Wanid Krallığı, Ruhlar tarafından sevilen bir krallıktı. Ruhlarla ilişkilerini koruyan ve doğayla uyum içinde yaşayan bir krallıkta bir, iki veya üç Transcendent Flames'in doğması oldukça olasıydı.
Bu, doğanın ve elementlerin gücünü kullanarak krallıklarını işgalcilere karşı koruyan Druidlerin ve Şamanların krallığıydı.
"Aslında Annie büyükanne, ikinci bir Transcendent Flame'in yerini de biliyorum," dedi Lux kekeleyerek. "Bizimle gelmek ister misin?"
"Gidiyorum!" Annie, başka bir Transcendent Flame'in yerini bildiğini duyunca, yarı elf kızın dudaklarına neredeyse öpücük kondurmak üzereydi.
Demirciler gibi, kimyagerler de haplar, iksirler ve bunları alanlara birçok yönden yardımcı olan diğer tüketim maddelerini üretmek için alevlerin gücüne güveniyorlardı.
"Laura, Livia, ikiniz de eşyalarınızı toplamaya başlayın," dedi Annie, bebek slime'larına şeker veren iki küçük cüceye. "Siz de benimle geliyorsunuz."
"Yaşasın!" İki küçük kız, başlangıçta Annie'nin onları geride bırakacağını düşündükleri için mutlu bir şekilde alkışladılar.

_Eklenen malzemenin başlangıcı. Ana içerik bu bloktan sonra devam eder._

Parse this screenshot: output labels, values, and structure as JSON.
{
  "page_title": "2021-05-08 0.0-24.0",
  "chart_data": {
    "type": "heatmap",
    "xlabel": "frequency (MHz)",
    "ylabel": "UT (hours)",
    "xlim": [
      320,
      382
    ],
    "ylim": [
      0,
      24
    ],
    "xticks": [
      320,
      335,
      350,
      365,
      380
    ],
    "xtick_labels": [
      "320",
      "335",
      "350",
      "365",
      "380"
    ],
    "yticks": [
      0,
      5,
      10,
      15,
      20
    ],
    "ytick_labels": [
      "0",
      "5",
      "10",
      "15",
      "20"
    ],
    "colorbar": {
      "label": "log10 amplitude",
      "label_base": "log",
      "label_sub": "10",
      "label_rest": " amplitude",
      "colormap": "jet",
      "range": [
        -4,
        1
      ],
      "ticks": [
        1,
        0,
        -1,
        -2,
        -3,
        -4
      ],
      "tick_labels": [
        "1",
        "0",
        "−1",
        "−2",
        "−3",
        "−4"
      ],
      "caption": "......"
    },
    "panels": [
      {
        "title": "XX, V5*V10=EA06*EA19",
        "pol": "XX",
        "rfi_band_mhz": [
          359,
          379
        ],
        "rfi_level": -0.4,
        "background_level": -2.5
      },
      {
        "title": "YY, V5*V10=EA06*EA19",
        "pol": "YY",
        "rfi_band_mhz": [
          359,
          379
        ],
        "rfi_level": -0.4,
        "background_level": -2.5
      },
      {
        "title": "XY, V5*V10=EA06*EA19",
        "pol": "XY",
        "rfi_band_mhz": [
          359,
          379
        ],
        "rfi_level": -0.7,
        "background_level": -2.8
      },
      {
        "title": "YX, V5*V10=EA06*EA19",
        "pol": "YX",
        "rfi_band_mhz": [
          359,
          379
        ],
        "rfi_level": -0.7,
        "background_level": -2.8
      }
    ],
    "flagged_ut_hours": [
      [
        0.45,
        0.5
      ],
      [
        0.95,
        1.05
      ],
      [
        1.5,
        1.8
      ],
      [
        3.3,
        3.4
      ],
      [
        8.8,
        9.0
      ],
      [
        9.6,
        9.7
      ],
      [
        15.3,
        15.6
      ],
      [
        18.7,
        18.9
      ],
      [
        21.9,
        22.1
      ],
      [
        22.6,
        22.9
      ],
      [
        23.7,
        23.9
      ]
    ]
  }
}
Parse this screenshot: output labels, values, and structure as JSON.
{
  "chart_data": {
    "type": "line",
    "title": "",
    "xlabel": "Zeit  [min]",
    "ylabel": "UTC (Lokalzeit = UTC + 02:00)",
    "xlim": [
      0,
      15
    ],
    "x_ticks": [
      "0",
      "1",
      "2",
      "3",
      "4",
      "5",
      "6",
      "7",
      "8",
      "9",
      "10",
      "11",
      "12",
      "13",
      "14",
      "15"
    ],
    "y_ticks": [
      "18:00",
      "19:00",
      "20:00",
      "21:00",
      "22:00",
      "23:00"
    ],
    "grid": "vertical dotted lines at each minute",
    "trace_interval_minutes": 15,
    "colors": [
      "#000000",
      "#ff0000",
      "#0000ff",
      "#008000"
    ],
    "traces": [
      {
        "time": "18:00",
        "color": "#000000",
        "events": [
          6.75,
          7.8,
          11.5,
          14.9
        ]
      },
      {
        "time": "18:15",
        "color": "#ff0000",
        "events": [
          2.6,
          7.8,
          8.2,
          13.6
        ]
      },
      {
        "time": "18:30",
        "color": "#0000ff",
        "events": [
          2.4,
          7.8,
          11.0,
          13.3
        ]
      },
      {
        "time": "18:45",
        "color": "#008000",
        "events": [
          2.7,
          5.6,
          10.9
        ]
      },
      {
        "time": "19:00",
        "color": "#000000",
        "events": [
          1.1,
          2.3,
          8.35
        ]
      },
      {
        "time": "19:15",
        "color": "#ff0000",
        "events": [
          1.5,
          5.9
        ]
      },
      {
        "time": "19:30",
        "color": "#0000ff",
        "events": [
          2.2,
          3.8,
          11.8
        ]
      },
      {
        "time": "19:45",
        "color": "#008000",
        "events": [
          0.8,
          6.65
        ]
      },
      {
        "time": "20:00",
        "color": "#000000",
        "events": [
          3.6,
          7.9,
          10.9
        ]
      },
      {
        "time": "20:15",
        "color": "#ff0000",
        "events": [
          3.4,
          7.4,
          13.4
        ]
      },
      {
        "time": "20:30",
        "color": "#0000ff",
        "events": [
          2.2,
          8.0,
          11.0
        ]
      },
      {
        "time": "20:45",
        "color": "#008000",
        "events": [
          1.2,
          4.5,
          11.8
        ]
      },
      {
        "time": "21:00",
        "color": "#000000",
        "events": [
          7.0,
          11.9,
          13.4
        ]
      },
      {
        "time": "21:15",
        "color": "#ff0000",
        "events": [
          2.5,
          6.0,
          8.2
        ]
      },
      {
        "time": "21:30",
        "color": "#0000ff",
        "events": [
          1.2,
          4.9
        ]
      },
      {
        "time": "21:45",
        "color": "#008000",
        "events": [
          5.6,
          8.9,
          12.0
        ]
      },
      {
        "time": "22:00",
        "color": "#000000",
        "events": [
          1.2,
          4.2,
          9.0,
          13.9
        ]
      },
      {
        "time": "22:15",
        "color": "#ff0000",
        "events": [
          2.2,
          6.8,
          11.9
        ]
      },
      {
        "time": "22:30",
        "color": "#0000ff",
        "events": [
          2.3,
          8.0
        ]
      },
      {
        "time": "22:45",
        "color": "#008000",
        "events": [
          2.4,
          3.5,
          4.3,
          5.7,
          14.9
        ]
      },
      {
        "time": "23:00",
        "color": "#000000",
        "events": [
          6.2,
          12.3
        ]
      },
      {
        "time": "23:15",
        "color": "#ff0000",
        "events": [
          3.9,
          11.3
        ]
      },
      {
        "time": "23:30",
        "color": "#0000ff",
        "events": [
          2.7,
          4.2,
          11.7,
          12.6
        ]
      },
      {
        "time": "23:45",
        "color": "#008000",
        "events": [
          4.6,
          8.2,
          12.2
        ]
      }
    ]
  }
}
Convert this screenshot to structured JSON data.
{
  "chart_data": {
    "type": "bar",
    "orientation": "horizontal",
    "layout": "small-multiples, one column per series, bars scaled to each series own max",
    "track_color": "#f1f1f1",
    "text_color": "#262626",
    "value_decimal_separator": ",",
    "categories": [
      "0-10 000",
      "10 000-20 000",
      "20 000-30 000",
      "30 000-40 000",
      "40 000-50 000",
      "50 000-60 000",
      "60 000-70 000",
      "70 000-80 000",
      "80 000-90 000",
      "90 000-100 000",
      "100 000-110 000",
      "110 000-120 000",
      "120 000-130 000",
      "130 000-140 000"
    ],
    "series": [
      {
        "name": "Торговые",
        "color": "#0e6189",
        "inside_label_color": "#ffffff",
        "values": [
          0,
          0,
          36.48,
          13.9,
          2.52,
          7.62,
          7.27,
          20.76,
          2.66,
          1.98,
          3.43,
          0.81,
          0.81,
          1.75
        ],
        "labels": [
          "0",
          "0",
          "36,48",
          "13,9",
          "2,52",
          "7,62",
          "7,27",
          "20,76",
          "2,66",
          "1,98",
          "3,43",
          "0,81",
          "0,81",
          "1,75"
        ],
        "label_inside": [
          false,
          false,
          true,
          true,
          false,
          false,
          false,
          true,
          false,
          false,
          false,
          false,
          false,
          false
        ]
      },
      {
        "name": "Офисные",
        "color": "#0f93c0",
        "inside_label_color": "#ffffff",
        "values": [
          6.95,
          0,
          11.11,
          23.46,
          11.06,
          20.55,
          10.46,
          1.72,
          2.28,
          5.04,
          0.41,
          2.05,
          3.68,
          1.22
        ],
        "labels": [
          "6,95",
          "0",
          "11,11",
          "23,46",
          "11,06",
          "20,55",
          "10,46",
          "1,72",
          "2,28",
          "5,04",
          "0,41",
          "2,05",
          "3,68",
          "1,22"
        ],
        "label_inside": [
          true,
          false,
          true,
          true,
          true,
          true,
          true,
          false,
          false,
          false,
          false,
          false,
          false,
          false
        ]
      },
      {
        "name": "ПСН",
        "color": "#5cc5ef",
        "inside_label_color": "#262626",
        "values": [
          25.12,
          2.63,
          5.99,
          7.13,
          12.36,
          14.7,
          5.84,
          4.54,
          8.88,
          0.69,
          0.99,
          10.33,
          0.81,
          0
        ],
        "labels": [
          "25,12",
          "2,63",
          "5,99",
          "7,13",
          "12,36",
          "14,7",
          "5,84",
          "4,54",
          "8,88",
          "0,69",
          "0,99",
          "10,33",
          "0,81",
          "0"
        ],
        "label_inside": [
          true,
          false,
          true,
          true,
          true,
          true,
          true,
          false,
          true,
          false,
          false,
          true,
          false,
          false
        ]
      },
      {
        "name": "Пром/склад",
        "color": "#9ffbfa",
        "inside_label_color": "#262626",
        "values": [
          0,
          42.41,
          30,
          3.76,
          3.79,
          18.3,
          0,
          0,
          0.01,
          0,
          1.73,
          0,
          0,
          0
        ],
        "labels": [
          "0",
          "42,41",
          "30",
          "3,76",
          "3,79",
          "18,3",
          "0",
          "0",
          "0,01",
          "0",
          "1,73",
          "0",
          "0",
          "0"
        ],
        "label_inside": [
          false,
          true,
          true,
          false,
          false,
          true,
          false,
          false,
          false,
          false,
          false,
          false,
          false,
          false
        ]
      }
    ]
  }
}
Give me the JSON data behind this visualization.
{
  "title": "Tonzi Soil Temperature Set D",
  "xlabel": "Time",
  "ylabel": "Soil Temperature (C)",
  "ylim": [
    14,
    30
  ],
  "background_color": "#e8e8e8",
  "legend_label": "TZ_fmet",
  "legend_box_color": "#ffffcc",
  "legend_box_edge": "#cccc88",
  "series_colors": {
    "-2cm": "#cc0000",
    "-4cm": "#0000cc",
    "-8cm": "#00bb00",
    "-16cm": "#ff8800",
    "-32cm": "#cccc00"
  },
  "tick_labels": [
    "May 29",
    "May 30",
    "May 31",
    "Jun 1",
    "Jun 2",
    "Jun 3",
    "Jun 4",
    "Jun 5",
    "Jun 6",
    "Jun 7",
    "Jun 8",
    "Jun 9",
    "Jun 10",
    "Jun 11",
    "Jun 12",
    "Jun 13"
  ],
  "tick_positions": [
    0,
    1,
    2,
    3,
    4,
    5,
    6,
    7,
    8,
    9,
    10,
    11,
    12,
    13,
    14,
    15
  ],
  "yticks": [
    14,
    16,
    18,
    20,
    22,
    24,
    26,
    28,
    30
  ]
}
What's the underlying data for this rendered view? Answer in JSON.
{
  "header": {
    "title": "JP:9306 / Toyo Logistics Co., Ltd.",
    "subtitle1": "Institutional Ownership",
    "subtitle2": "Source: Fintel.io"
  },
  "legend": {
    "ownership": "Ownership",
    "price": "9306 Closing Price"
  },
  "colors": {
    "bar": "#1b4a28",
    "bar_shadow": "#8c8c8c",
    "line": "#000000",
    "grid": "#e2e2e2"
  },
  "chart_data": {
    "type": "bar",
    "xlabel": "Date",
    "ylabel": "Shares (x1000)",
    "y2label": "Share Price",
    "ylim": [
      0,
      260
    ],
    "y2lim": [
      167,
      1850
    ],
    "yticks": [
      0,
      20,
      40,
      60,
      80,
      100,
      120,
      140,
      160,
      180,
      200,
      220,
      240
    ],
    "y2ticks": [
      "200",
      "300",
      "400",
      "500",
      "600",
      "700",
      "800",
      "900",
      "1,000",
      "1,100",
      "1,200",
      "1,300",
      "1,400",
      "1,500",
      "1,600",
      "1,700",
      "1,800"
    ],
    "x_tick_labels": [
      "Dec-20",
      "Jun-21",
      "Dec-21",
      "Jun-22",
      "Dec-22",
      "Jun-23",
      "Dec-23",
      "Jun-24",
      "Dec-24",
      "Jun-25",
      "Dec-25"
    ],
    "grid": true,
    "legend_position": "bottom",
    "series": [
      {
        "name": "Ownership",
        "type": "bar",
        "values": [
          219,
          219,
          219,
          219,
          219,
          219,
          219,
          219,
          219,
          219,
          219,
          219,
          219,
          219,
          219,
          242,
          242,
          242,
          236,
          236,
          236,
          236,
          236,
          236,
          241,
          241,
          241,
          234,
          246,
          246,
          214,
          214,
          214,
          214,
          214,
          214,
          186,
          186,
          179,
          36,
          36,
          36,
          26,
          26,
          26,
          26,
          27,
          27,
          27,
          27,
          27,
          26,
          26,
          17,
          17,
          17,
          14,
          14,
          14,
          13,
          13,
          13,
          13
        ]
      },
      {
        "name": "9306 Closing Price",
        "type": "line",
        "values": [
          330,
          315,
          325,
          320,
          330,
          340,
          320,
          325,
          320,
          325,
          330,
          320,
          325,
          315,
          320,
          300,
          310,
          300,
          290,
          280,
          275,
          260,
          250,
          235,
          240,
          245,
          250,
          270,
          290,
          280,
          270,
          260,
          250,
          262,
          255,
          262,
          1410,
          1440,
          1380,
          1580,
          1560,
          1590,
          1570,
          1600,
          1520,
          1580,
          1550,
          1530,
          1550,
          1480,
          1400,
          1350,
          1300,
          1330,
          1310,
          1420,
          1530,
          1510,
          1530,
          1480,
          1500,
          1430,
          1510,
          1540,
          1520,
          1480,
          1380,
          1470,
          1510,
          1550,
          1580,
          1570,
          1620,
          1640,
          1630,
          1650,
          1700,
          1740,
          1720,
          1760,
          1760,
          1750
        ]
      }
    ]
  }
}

Laura ve Livia heyecanlı yüzlerle odalarına gittiler. Bu, Leaf Köyü sınırları dışında ilk kez maceraya çıkacaklardı.
Onlar Annie'nin torunları ve aynı zamanda simya sanatını öğreniyorlardı. Nazik yaşlı kadın, ikisinin Leaf Köyü'nde kapalı kalmak yerine gerçek dünyada deneyim kazanmasını istiyordu.
Annie, Laura ve Livia'yı etraflarındaki tehlikeleri bilmeyen serada yetişen çiçekler gibi yetiştirmek istemiyordu.
İki küçük kızın büyüdükçe karşılaşacakları zorlukları aşabildikleri sürece, ikisinin de Leaf Köyü'nün yeni nesil simyacıları olarak onu geçebileceklerine inanıyordu.
Bölüm 544 : Ben de Bir tane istiyorum!